Sochi é na Rússia, mas não é Rússia

O povo russo aos olhos do mundo é resumido a um bêbado que não trabalha, que passeia na linha da legalidade com o seu passo ébrio e com uma despreocupação de quem nunca irá provar uma ressaca

Foto
Eric Gaillard/Reuters

As fotos de Sochi já não retratam nada de novo, as caricaturas humanas a fingir serem atropeladas e a troca de punhos posterior, os incrivelmente embriagados e as suas aventuras, os improvisos e soluções que parecem criar mais um problema do que resolvê-lo, já testemunhavam na Internet a natureza improvável russa.

O povo russo aos olhos do mundo é resumido a um bêbado que não trabalha, que passeia na linha da legalidade com o seu passo ébrio e com uma despreocupação de quem nunca irá provar uma ressaca.

Estou na Rússia há mais de seis meses. Confesso que a imagem acima era a imagem com que vim. Porém, e ainda bem, alterou-se. Forçando conversas um pouco sensíveis e testemunhando em primeira mão consegui desenhar um rosto russo mais delineado, com contornos antes desconhecidos.

Muito se fala e especula sobre o Presidente Vladimir Putin. Esta figura aparece como central e com um certo culto à imagem. Coisa perigosa, pois todos aqueles que o fizeram na história não o fizeram por boas razões. Mas as razões pelas quais o povo russo o permite é pela simples razão de hábito. Não me interpretem mal, não estou a dizer que o povo russo simplesmente gosta de estar nas mãos de um único homem. O povo russo porém conhece o seu tamanho, o que para nós, pequeno Portugal, é uma noção que transcende a nossa consciência. Sendo o maior país do mundo em termos geográficos e com uma grande variedade de povos, com história e culturas diversas, a Rússia necessita união. Ora, essa necessidade é de extrema importância para a continuação deste “maior país do mundo”, e quem está no poder terá que ser uma figura forte para aguentar as rédeas de tantos cavalos. Pois é certo que mais tarde ou mais cedo algum dará um coice por não querer puxar mais a carroça. Os casos terroristas em Volvogrado são um infeliz exemplo.

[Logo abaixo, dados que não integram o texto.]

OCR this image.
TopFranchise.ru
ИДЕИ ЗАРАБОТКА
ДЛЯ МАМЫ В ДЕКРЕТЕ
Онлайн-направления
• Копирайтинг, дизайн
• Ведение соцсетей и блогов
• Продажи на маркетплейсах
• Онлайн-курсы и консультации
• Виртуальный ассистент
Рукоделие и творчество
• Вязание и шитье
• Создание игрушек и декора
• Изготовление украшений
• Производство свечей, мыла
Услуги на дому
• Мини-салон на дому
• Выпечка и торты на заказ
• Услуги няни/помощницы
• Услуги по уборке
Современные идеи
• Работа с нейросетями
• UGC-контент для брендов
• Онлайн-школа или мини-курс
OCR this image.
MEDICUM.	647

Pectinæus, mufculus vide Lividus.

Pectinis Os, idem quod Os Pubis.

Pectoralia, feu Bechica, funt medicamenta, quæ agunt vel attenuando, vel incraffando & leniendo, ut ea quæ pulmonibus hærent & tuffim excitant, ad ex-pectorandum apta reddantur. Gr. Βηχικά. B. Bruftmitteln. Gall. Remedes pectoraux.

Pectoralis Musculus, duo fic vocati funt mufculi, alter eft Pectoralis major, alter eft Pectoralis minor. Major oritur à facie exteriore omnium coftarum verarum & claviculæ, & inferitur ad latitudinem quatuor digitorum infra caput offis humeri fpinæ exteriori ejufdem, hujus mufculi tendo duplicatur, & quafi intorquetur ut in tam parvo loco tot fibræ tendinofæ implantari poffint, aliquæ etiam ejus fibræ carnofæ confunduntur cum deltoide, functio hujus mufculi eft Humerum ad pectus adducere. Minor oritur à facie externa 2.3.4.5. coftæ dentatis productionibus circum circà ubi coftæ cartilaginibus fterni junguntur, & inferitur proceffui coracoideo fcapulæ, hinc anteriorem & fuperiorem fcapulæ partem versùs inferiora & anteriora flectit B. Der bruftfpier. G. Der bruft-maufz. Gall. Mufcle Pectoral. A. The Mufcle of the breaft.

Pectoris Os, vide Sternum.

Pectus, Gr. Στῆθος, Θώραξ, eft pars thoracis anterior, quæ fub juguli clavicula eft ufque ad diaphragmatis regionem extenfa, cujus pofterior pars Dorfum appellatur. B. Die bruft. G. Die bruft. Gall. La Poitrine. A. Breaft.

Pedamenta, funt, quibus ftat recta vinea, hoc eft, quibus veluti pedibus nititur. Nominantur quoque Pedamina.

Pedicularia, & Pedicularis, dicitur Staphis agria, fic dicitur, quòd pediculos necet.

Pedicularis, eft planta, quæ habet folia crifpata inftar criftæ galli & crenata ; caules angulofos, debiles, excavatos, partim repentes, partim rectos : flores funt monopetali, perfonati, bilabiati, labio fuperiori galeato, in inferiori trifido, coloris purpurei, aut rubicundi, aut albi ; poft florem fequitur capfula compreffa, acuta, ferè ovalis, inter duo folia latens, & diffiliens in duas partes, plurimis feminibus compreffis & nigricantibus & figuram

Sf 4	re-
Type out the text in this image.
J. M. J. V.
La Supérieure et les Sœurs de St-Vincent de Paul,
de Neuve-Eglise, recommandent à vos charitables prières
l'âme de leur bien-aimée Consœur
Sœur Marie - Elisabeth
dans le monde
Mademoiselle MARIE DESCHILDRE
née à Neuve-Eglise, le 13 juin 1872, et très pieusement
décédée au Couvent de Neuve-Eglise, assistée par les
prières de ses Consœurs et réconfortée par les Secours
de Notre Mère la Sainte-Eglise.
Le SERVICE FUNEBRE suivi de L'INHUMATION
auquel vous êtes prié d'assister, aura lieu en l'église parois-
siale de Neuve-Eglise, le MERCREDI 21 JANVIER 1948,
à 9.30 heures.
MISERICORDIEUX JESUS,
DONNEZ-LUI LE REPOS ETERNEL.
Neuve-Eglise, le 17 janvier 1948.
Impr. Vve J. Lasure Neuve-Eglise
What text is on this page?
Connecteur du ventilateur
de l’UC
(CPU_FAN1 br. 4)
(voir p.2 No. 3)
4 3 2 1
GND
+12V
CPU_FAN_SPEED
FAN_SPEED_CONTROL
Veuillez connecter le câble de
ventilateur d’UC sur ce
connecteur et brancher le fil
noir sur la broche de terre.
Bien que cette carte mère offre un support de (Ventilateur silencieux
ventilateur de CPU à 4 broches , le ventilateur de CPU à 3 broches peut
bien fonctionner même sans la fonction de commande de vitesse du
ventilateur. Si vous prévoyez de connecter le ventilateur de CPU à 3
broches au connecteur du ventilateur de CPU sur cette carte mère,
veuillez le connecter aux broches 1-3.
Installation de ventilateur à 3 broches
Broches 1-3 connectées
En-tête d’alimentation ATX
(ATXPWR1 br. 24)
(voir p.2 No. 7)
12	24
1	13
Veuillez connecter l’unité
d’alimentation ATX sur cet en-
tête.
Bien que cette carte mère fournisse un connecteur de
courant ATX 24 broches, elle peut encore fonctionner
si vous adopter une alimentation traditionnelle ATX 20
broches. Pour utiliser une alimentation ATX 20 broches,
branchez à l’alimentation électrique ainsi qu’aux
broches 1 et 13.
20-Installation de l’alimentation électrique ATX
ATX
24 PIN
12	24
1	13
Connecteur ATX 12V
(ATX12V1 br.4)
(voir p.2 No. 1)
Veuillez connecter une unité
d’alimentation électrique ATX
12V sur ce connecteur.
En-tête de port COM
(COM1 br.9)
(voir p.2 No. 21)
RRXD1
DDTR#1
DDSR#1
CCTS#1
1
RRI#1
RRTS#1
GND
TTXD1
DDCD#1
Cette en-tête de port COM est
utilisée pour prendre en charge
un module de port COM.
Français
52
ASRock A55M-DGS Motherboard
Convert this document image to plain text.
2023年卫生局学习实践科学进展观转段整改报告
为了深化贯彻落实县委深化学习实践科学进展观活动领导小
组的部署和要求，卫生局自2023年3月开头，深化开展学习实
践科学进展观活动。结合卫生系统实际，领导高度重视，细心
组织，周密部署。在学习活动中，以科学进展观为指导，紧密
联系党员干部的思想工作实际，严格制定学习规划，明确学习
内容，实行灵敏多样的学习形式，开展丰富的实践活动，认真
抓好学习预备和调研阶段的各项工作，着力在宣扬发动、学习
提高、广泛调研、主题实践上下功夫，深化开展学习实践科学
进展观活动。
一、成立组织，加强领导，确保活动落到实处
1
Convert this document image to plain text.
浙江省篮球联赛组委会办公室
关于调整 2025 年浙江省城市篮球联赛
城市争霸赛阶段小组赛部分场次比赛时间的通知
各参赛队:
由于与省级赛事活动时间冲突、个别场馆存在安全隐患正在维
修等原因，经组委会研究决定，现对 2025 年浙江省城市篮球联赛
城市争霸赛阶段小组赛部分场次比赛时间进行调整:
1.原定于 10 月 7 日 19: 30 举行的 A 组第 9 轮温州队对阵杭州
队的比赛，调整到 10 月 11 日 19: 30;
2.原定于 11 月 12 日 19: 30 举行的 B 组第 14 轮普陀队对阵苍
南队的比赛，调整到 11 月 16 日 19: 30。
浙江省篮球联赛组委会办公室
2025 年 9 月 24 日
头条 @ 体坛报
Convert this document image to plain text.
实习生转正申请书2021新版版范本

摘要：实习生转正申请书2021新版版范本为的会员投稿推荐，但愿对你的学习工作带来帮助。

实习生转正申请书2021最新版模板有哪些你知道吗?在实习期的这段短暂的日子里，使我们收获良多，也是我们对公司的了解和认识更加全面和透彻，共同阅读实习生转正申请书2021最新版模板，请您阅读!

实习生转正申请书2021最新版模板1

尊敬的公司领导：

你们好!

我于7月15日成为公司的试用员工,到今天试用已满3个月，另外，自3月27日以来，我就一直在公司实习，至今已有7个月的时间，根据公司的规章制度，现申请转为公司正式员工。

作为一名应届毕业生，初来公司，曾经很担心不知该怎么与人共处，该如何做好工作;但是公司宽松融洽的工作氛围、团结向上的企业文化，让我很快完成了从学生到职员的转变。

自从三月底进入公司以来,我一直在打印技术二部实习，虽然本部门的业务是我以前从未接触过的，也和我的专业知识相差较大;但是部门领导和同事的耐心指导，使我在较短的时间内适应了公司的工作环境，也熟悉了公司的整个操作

A figura de homem forte, activo e atlético não é só a de Putin como também o do homem ideal russo. Não esquecendo a sua capacidade de aguentar o álcool e frio extremo. O álcool aqui é para celebrar, tudo. Num Inverno que não deixa passear mais que vinte minutos sem te congelar os dedos dos pés, por mais meias e botas quentes que se leve (o meu máximo foram quatro meias de lã e umas botas com pêlo no interior), o convívio entre as pessoas limita-se ao local de trabalho. Mas quando é Sexta, é para aterrar. E quando digo aterrar, digo-o literalmente. Já conto por mais dedos de uma mão os que vi cair na neve, cabeça primeiro. Mulheres inclusive, que não largam os saltos altos, e que caminham pelo gelo soluçando vodka. Para ajudar, os supermercados não vendem bebidas alcoólicas depois das dez horas. Por isso antes dessa hora já conseguimos ver autênticos zombies que invés de procurarem cérebros procuram álcool e falam russo pela rua.

Os improvisos e soluções perigosas são de facto uma constante, pelo simples raciocínio “se funciona está bom”. A janela da minha varanda não abre, solução do meu senhorio — “não abra a janela”, e pronto. Isto é um contraste enorme quando se chega mais próximo ao dia-a-dia russo. Têm um dos mais eficientes meios de transportes públicos, com autocarros eléctricos (alimentados por cima) e eléctricos como os de Lisboa mas maiores e que vão mais longe, cujos bilhetes são 35 cent.. Os táxis estão à distância de uma sms ou de uma simples chamada que te indica a matrícula e o tempo de espera. Os bares batem em termos de design os europeus, com campainhas electrónicas nas mesas com botões para pedir, informações e ou o recibo. A Internet fica no router e ao se mudar de casa basta levar o router que se tem acesso, por apenas 10 euros ao mês. Os tarifários de comunicação normal, e até abusiva, não passam dos 5€. A preocupação desportiva latente na presença de parques de treino físico em todos os bairros contrasta com a negligência em tantos outros aspectos.

Mas Sochi foi falta de preparação. Mas não se deixem enganar pela imagem pintada por jornalistas que passam duas semanas num sítio que não reflecte de todo a realidade russa.